Si tiene que elegir un momento que se quedó indeleble en su memoria, Tomás no duda “Si tengo que marcar un hecho importante en el club, aunque fueron muchos los que me tocaron vivir en el Club, pero ya jugando en primera el partido ese que perdimos contra Universitario, jugando el Reclasificatorio, que teníamos que ganar para quedarnos en primera y lo perdimos un poco injustamente contra un equipo durísimo como ‘Uni’. Eso es algo que me quedó muy marcado en mi paso por la primera. Al año siguiente ascendimos y fue un premio para ese equipo que la había pasado tan mal ese día. Pero me acuerdo cómo se movilizó el Club, se había acercado mucha gente a Universitario y eso me quedó muy grabado”.

                             Con Biguá, también se lució en el Seven de Sporting.

Biguá vive tiempos de cambio y el jugador que también ha lucido la camiseta “Tricolor” número 10 resalta que “a la distancia veo al Club hermoso, te juro que me dan ganas de volver. Hace 3 años que no voy y Biguá había cambiado un montón, se había puesto muy lindo, se había cambiado el Buffet, el quincho, habían hecho un montón de cosas nuevas. Y en estos años que pasaron, desde lejos veo que hay muchas más gente laburando para la institución, mis amigos me cuentan que se está haciendo mucho, y me pone muy feliz. Hoy con las redes sociales uno está muy al día con lo que va pasando y me pone muy contento. Me pone feliz y me dan ganas de volver para ver todo, las ideas nuevas, lo del predio nuevo, ver cómo está el club, ver ese crecimiento que desde afuera se ve muy lindo y hermoso verlo desde cerca y vivirlo un poco”.

Una vida entera en el Club se construye desde los primeros años de vida, y aunque según Rocaman “no tengo muchos recuerdos muy nítidos de cuando empecé”, recuerda que “arranqué muy de chico, a los 5 años ya acompañaba a mi hermano y a los 6 estaba yendo con un amigo qué el padre era entrenador, el “Pitu” y Eduardo Torterolo. Digamos que llegué al Club por mi hermano, que llegó por mi primo y después se enganchó toda la familia”. Y agrega que “Si lo que más me acuerdo es los viajes que hacíamos con los infantiles una vez al año, eso sí me quedó muy marcado.
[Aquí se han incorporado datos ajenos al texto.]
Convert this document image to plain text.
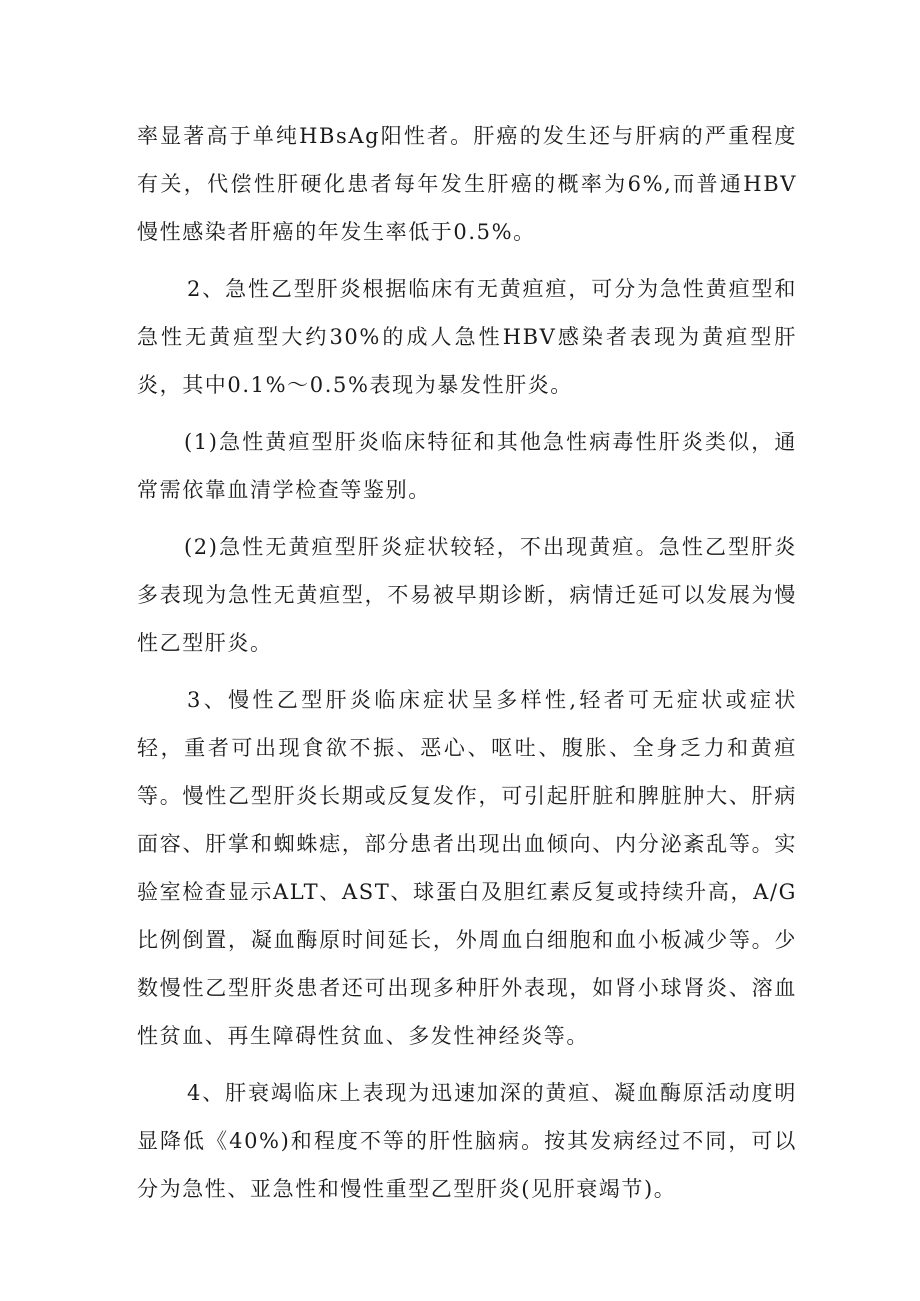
率显著高于单纯HBsAg阳性者。肝癌的发生还与肝病的严重程度有关，代偿性肝硬化患者每年发生肝癌的概率为6%,而普通HBV慢性感染者肝癌的年发生率低于0.5%。

2、急性乙型肝炎根据临床有无黄疸疸，可分为急性黄疸型和急性无黄疸型大约30%的成人急性HBV感染者表现为黄疸型肝炎，其中0.1%～0.5%表现为暴发性肝炎。

(1)急性黄疸型肝炎临床特征和其他急性病毒性肝炎类似，通常需依靠血清学检查等鉴别。

(2)急性无黄疸型肝炎症状较轻，不出现黄疸。急性乙型肝炎多表现为急性无黄疸型，不易被早期诊断，病情迁延可以发展为慢性乙型肝炎。

3、慢性乙型肝炎临床症状呈多样性,轻者可无症状或症状轻，重者可出现食欲不振、恶心、呕吐、腹胀、全身乏力和黄疸等。慢性乙型肝炎长期或反复发作，可引起肝脏和脾脏肿大、肝病面容、肝掌和蜘蛛痣，部分患者出现出血倾向、内分泌紊乱等。实验室检查显示ALT、AST、球蛋白及胆红素反复或持续升高，A/G比例倒置，凝血酶原时间延长，外周血白细胞和血小板减少等。少数慢性乙型肝炎患者还可出现多种肝外表现，如肾小球肾炎、溶血性贫血、再生障碍性贫血、多发性神经炎等。

4、肝衰竭临床上表现为迅速加深的黄疸、凝血酶原活动度明显降低《40%)和程度不等的肝性脑病。按其发病经过不同，可以分为急性、亚急性和慢性重型乙型肝炎(见肝衰竭节)。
Y si tengo que nombrar a algún entrenador, lo que hicieron Eduardo y Eduardito Devoto formaron un grupo que al día de hoy tengo amigos de esa época, que al día de hoy después de 20 años seguimos siendo mejores amigos y eso es hermoso”.

“Biguá en mi vida es mi segunda familia, mi segunda casa. Creo que tengo más horas en el Club que en mi casa”, apunta Tomás Rocaman, “mis mejores amigos son de ahí. Los mejores referentes de mi vida, además de mis padres, son entrenadores y capitanes que tuve en el Club. Te diría qué Biguá para mi es casi todo. Tengo muchos recuerdos, muchas experiencias vividas. Es mi segundo hogar”. Sin dudas, la distancia no cambia su escala de valores, entre mate y mate, Biguá siempre está presente y es la camiseta más importante de su vida.